私は説明を続けました。“的”は多音字です。最もよく使う日本語の“の(所有・所在の意)”を意味する“de”(軽声)のほかに、“目的”(mùdì)のdì(四声)があります。また、辞書には3つ目の読み方として“打的”(dǎdí)のdí(二声)が紹介され、“タクシーを拾う”の意味だと記されています。この発音は文法的には正しいのですが、実際の会話で使うとちょっと変な感じがするのです。実は、現在の話し言葉では発音が次第に変化してdǎdīというのが普通になっているのです。つまり辞書どおり発音すると、逆に意味が通じなくなってしまうのです。その生徒さんも改めて中国語の難しさを感じたようでした。面白いエピソードですよね。

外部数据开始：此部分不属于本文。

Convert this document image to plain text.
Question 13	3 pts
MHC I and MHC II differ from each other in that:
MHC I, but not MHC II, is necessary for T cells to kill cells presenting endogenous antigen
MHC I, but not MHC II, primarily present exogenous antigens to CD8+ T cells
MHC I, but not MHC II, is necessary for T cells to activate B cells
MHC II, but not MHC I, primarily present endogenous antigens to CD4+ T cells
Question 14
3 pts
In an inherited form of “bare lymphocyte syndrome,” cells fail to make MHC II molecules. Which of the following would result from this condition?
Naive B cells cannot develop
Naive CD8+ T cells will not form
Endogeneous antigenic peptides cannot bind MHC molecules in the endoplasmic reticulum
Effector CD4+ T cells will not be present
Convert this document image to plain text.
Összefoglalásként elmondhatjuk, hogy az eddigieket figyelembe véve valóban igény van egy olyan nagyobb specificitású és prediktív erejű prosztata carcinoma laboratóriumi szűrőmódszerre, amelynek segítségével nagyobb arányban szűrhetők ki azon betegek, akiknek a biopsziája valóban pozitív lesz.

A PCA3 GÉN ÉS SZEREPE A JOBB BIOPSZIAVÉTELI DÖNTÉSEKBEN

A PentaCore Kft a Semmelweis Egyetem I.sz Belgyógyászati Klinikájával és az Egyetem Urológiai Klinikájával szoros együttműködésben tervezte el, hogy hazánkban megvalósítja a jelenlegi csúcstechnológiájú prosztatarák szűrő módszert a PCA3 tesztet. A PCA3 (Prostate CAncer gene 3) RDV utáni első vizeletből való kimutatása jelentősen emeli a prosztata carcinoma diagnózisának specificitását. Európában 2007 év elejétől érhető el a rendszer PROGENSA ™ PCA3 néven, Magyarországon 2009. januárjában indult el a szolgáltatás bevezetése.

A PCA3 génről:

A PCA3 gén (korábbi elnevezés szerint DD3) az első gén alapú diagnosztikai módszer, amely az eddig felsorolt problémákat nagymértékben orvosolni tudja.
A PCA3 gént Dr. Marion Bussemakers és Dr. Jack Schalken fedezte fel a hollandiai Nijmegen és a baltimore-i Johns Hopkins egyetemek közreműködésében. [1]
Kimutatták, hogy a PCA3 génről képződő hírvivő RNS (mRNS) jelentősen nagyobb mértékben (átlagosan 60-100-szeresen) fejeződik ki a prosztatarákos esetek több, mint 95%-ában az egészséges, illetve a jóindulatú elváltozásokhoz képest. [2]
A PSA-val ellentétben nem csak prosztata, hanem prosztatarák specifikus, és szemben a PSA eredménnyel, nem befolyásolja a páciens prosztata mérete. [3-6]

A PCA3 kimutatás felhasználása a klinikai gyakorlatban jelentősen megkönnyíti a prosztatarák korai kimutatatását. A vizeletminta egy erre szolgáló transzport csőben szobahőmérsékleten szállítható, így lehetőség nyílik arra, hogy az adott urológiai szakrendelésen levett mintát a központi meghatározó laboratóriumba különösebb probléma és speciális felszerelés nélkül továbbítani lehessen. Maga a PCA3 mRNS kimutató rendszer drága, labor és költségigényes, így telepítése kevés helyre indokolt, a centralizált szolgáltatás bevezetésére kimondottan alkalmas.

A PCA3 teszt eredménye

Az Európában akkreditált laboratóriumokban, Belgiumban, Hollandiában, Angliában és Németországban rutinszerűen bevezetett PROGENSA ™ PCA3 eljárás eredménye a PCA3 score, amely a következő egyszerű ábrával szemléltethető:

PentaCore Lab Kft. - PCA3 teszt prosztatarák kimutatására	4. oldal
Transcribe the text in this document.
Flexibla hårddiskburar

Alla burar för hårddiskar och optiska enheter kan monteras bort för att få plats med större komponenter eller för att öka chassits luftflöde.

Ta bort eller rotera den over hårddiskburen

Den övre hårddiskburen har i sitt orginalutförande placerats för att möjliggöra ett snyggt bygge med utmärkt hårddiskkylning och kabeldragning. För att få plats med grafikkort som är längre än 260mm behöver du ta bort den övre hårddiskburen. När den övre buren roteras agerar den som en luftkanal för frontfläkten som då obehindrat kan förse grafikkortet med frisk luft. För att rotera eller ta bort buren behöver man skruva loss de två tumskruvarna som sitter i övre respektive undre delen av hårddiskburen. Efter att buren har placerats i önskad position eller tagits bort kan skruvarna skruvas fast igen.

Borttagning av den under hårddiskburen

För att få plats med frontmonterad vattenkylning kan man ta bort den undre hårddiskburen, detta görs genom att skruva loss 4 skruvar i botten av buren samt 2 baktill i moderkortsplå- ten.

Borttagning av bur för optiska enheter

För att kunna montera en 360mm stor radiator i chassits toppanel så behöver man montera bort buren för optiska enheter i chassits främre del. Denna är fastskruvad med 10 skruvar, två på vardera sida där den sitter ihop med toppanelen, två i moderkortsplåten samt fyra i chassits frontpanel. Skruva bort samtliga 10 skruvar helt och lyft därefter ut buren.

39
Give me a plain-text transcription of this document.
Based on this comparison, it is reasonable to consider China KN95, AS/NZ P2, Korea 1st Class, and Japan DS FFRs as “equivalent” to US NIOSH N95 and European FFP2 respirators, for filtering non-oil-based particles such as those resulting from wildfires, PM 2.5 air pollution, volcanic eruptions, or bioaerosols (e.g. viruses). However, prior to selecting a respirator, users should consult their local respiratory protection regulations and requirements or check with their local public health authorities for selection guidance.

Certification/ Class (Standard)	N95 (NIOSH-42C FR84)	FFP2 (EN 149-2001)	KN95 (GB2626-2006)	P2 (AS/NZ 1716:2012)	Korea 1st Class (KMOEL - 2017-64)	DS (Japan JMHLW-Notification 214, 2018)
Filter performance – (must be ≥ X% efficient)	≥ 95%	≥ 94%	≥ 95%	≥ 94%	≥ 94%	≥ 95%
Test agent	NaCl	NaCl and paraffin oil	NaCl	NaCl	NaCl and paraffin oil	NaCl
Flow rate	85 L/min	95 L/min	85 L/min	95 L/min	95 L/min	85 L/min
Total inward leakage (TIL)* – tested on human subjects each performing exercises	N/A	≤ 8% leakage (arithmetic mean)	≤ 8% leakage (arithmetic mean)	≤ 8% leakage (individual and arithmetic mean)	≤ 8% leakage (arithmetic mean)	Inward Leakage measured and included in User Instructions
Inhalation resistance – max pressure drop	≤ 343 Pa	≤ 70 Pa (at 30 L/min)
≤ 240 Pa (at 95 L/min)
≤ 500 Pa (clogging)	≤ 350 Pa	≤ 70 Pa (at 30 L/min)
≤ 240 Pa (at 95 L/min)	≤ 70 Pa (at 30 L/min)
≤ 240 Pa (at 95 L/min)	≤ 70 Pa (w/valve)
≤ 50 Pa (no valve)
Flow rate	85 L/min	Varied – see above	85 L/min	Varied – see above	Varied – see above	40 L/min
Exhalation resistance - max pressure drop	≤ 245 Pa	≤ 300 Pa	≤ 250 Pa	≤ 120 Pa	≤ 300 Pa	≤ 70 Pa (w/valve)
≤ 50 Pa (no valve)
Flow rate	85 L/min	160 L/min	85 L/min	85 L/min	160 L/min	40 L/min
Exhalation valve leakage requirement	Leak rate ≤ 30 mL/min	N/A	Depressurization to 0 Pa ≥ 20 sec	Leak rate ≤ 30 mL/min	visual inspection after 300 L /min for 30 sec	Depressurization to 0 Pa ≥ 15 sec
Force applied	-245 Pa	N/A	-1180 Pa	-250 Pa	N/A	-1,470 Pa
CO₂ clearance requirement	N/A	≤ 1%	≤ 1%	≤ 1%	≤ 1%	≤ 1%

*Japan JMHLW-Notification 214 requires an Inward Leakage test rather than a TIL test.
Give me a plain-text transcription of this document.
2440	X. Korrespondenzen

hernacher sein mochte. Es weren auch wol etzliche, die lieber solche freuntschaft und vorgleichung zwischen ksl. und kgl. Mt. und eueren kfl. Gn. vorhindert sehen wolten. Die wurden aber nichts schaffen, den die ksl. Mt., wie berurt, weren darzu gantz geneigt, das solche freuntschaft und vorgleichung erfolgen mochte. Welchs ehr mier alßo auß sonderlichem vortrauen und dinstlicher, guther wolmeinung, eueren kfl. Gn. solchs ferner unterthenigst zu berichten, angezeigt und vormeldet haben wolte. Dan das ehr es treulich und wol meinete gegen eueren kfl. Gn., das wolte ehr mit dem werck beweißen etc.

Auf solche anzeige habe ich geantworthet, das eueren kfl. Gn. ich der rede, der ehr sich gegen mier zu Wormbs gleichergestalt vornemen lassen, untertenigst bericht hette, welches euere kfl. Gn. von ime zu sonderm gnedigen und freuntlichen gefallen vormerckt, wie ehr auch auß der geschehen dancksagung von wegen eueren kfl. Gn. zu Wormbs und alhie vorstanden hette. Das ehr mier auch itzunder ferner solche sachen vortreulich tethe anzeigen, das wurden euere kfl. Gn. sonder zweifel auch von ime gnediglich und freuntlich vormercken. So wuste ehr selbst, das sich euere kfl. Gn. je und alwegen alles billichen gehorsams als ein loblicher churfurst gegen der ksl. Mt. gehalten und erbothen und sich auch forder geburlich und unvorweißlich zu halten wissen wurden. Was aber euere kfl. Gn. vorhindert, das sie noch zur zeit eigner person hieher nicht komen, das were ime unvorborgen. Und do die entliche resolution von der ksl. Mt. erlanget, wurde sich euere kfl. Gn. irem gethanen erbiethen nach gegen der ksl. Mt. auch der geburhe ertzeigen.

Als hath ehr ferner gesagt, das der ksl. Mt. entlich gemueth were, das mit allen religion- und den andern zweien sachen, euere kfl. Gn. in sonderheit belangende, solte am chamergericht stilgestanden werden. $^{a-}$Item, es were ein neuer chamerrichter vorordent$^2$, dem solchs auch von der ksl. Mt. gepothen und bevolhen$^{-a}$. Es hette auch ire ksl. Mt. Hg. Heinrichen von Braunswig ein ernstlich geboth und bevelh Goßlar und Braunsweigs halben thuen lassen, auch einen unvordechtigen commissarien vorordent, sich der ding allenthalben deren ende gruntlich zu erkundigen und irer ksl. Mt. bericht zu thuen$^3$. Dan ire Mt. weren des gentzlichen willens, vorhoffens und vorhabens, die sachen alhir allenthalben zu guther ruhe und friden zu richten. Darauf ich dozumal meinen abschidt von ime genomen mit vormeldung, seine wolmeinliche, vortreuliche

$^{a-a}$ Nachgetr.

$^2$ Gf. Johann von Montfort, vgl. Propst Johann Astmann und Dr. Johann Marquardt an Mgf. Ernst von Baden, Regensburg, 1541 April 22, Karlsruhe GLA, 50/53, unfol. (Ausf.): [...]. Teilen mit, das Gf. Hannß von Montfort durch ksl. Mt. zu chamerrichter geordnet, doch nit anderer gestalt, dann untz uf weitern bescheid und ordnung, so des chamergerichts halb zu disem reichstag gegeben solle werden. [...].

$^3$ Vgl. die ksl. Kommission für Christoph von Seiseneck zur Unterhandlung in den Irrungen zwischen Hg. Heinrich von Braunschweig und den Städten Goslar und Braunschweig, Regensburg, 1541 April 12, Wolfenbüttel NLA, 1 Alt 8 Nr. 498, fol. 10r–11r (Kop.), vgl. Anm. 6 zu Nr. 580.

      汉语中的多音字有很多,除了死记硬背以外还要灵活运用,“多说多听多读”到什么时候都是学习语言的法宝。这是一个艰难但又充满乐趣的过程,正是因为这位学生不怕错、大胆说,即使不确定也没有用自己的母语,而是通过努力表达和查字典确认,最后才发现了问题并及时改正,而且加深了印象,还了解了日常生活的实际运用,这样点滴积累,汉语快速提高便不是难事。

 中国語にはたくさんの多音字があります。もちろん暗記も大切ですが、それ以上に柔軟な使い分けが求められます。“たくさん話し、たくさん聞き、たくさん読む”以外に、王道はありません。これはとても大変ではありますが、一方たのしいプロセスでもあります。生徒の皆さんは間違いを恐れず、勇気を出して話してみてください。自信がなくても母国語に頼らず、分からなければ辞書を引き、自分の言いたいことを表現してみましょう。間違いを直すことでより深く印象に残ります。すると次第に、生の中国語がどのように使われているかが分かってきます。このような経験を積み重ねれば、上達も速く、楽しく学習できるはずです。

《谷口翻译》
外国人が中国語を勉強する際同義語と多音字(2つ以上の発音がある字)を頻繁に目にし、時々区別がつかなくなります。前に一度、初級中国語の授業で、ある生徒が教室に入ってすぐに慌ててこう言いました。「今日は少し遅れたので、“打的”(dǎde)しました。」“dǎde”って?会話に脈絡がなかったのですぐには反応できませんでした。わたしは素早く頭の中で言葉を探しました。その生徒は私の困った顔を見て、どこか間違っていると気づいたのでしょう、そこですぐに辞書を出して調べ始めました。私は彼が言いたかったことが「タクシーを拾う」だとはっと気づきました。その時、私がそれを口にする前に、彼もわかったのでしょう、辞書をみながらもう一度自信満々に「dǎdíだ!」。

 ふふ、彼の言ったことが正しいと思いますか?
 私はわざといつものようにすぐに正しいとは言いませんでした。彼には疑問が残り、まだ少し理解していません。
 そしてこう教えました。“的”は多音字で、よく使う日本語の“の”に相当する軽声の“de”の他に、“目的”(mùdì)の四声dìです。3つ目は辞書によると“打的”(dǎdí)のdí、「タクシーを拾う」の意味ですね。ところがこの発音は体系的にみると問題ないですが、日常会話の中で使ってみると何か違和感を覚えます。実は話し言葉ではこの単語の読み方がdǎdīへと変化しつつあるのです。もし辞書の発音に沿って話せばかえってわからなくなってしまいます。その生徒さんは耳をつねりながら中国語の難しさを感じていました。笑

 中国語には多音字が沢山あります。これらは丸暗記するほかに柔軟に使っていかなければなりません。「沢山話し沢山聞き沢山読む」これはいかなる時であっても言語の効果的な勉強法です。これは大変ですがこの勉強プロセスには楽しさで溢れています、それはこの勉強法が間違いを恐れさせず、大胆に話させるからなのです。これによって不明瞭なことも母国語を使うことはなく、頑張って表現し辞書を使って確認することによって、最後にようやく問題を見つけそれをすぐに正します。この方法が印象を強くします。そして日常会話における実際の使い方がわかるようになります。このような積み重ねは、中国語を素早く上達させるのであって決して難しいことではないのです。